Bovine TB: Daera facing legal action over compensation rate
- Published
The Ulster Farmers' Union (UFU) has said it is prepared to take legal action against the Department of Agriculture, Environment and Rural Affairs (Daera) over its bovine TB (bTB) compensation policy.
It follows the announcement of a consultation on compensation rates for animals removed after testing positive.
Currently, farmers get 100% of the animal's market value.
But increasing disease rates and prices saw the bill reach £38m in 2022/23.
This is part of the overall bTB programme costs totalling £53m.
The consultation is seeking views on reducing the compensation bill to help meet budgetary pressures.
'Theft of property'
But UFU President David Brown said farmers blame Daera for the bTB crisis after a planned badger cull was successfully challenged in the courts.
"What we've seen is a failure on behalf of our department to be able to deliver an effective strategy, albeit a judicial review reduced their ability to do that.
"But equally, on the other side of that, we're not beyond the possibility of taking our own judicial review and challenging the department on something which we believe to be not only unfair but, in terms of actually removing the market value, we consider that to be a theft of property."
Former Daera minister Edwin Poots had announced a cull of badgers as part of a new bTB strategy.
But that order was quashed at the High Court following a challenge from wildlife groups who successfully argued that the consultation process had been flawed.
Any further proposal on a cull would have to go to a fresh consultation.
Last year, a study by the Agri-Food & Biosciences Institute (AFBI) found cattle-to-cattle transmission of bTB is "considerably more common" than badger-to-cattle transmission.

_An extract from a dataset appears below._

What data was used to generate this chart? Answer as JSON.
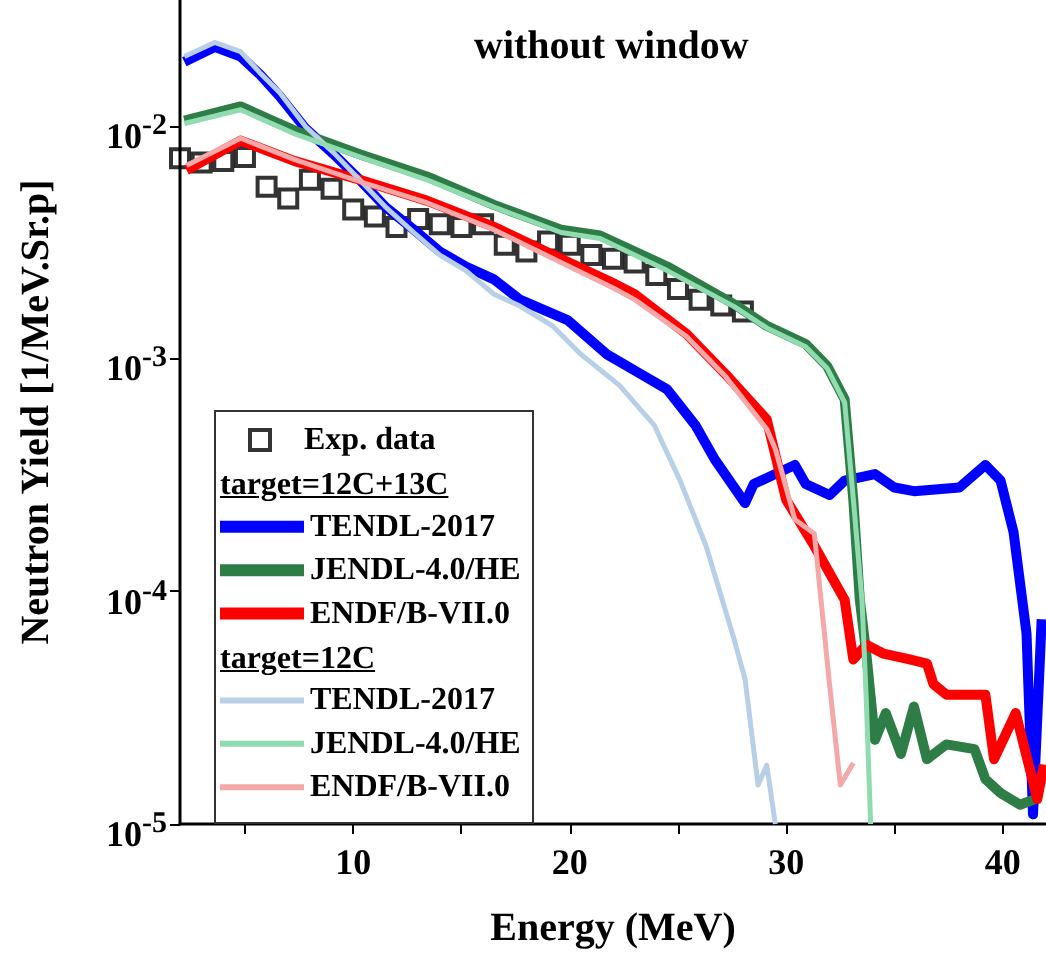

Disease rates for bTB in Northern Ireland have reached 11%.
Mr Brown warned any change in the compensation rate could put farmers out of business.
"There are farmers who have all of their dairy herd or all of their animals removed and in that instance, the proposed cut of 10% in the first year, 25% in subsequent years, would wipe that business out.
"Effectively, as it currently stands, if they get the market value of the animals and are allowed to go back out to the market place, that market value if the market hasn't moved is able to replace them and able to let them get started again, albeit with the loss of income in the meantime.
"But fundamentally if you reduce that, businesses will probably not be able to be in a position, many of them with big losses, to be able to get started up again."
The UFU has urged farmers to respond to the consultation, which closes on 8 March 2024.